The Corps boosted water releases over the weekend from two dams -- Oahe above Pierre, South Dakota's capital, and Big Bend Dam just downstream from that -- to make room for more flows expected with potentially heavy rains.

A toll bridge from Onawa, Iowa, to Decatur, Nebraska, may close, Gray-Fisher said. Other vulnerable bridges include one on U.S. 30 between Missouri Valley, Iowa, and Blair, Nebraska, and at U.S. 34 between Interstate 29 and Plattsmouth.

Union Pacific and Burlington Northern Santa Fe railroad tracks have been raised in some areas to escape flooding, according to company officials.

Some track sections are closed. Flooding may close a Union Pacific line between Omaha and Kansas City, Kansas at Atchison, Kansas this week, railroad spokesman Mark Davis said.

In North Dakota, residents braced as Garrison Dam above the state capital at Bismarck released what is expected to be a sustained peak flow of 150,000 cubic feet per second.

"This 72 hours that we are in right now with the 150,000 cubic feet per second is probably the most critical period," Bismarck Mayor John Warford told reporters on Monday morning.

Peak releases are planned until at least mid-August and high flows are expected until December.

Extensive heavy rains of up to 2 inches are possible from western and central Nebraska through central and eastern South Dakota adding to stress in the Missouri River basin.

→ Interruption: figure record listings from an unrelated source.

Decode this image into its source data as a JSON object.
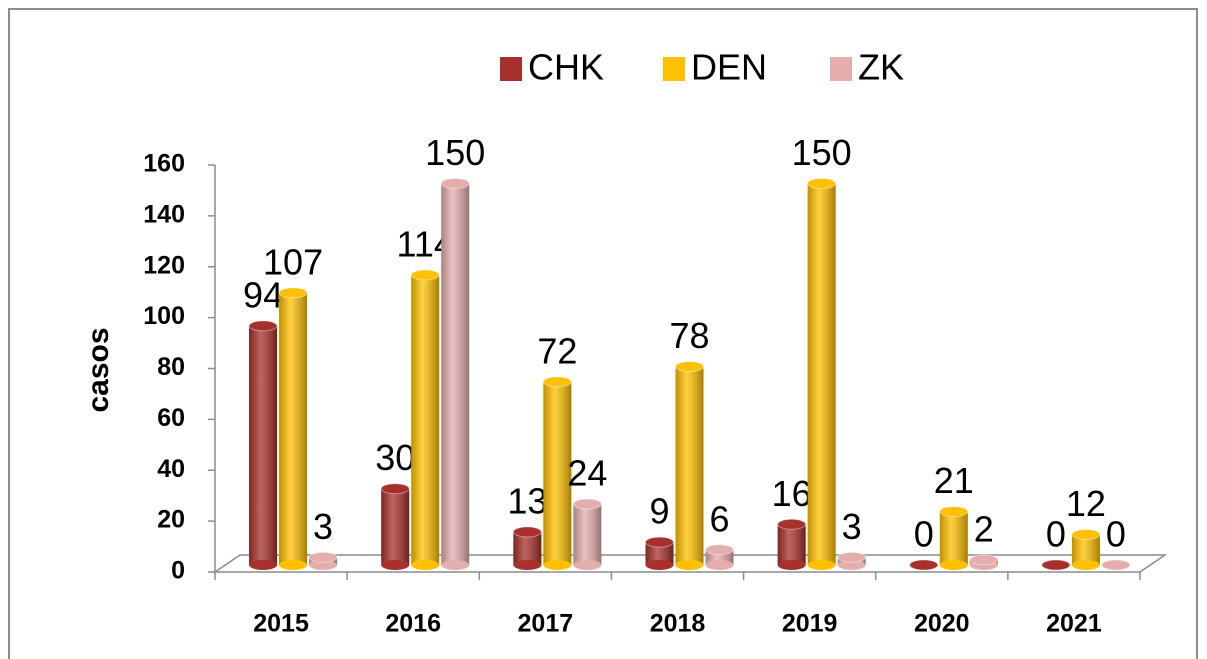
{
  "chart_data": {
    "type": "bar",
    "y_label": "casos",
    "categories": [
      "2015",
      "2016",
      "2017",
      "2018",
      "2019",
      "2020",
      "2021"
    ],
    "series": [
      {
        "name": "CHK",
        "color": "#a8302c",
        "values": [
          94,
          30,
          13,
          9,
          16,
          0,
          0
        ]
      },
      {
        "name": "DEN",
        "color": "#ffc000",
        "values": [
          107,
          114,
          72,
          78,
          150,
          21,
          12
        ]
      },
      {
        "name": "ZK",
        "color": "#e5aeae",
        "values": [
          3,
          150,
          24,
          6,
          3,
          2,
          0
        ]
      }
    ],
    "ylim": [
      0,
      160
    ],
    "yticks": [
      0,
      20,
      40,
      60,
      80,
      100,
      120,
      140,
      160
    ],
    "legend": "top",
    "grid": false
  }
}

Rain totals of 3 inches to 4 inches are likely in some spots with 5 inch-plus rains possible, Bruce Terry, a National Weather Service forecaster, told reporters.

The weather service also expects up to 3 inches of rain in central and western North Dakota over the next two days, with lesser amounts in far western North Dakota and eastern Montana, meteorologist Lisa Schmit told reporters.

Breaches of levees in Missouri decreased flooding near Hamburg, Iowa, on Monday. Fire Chief Dan Sturm said Hamburg was using the reprieve to bolster its secondary levee.

In South Dakota, Pierre resident Emily Wickstrom said the levees were still holding, although an affluent neighborhood in Fort Pierre was evacuated.

"I think everybody figures it's a hurry up and wait," Wickstrom said. "It is kind of scary, though, to watch the water creep up."

Flash flooding from heavy rains overnight also caused problems in areas away from the Missouri River.

Three miners were trapped by high water in an underground coal mine in southeastern Kentucky Monday. A state official said it is expected they will be rescued this afternoon.

Along the Illinois River, a levee in Scott County, Illinois was breached in three places, flooding farmland but posing no threat to people, Corps spokesman Mike Petersen said.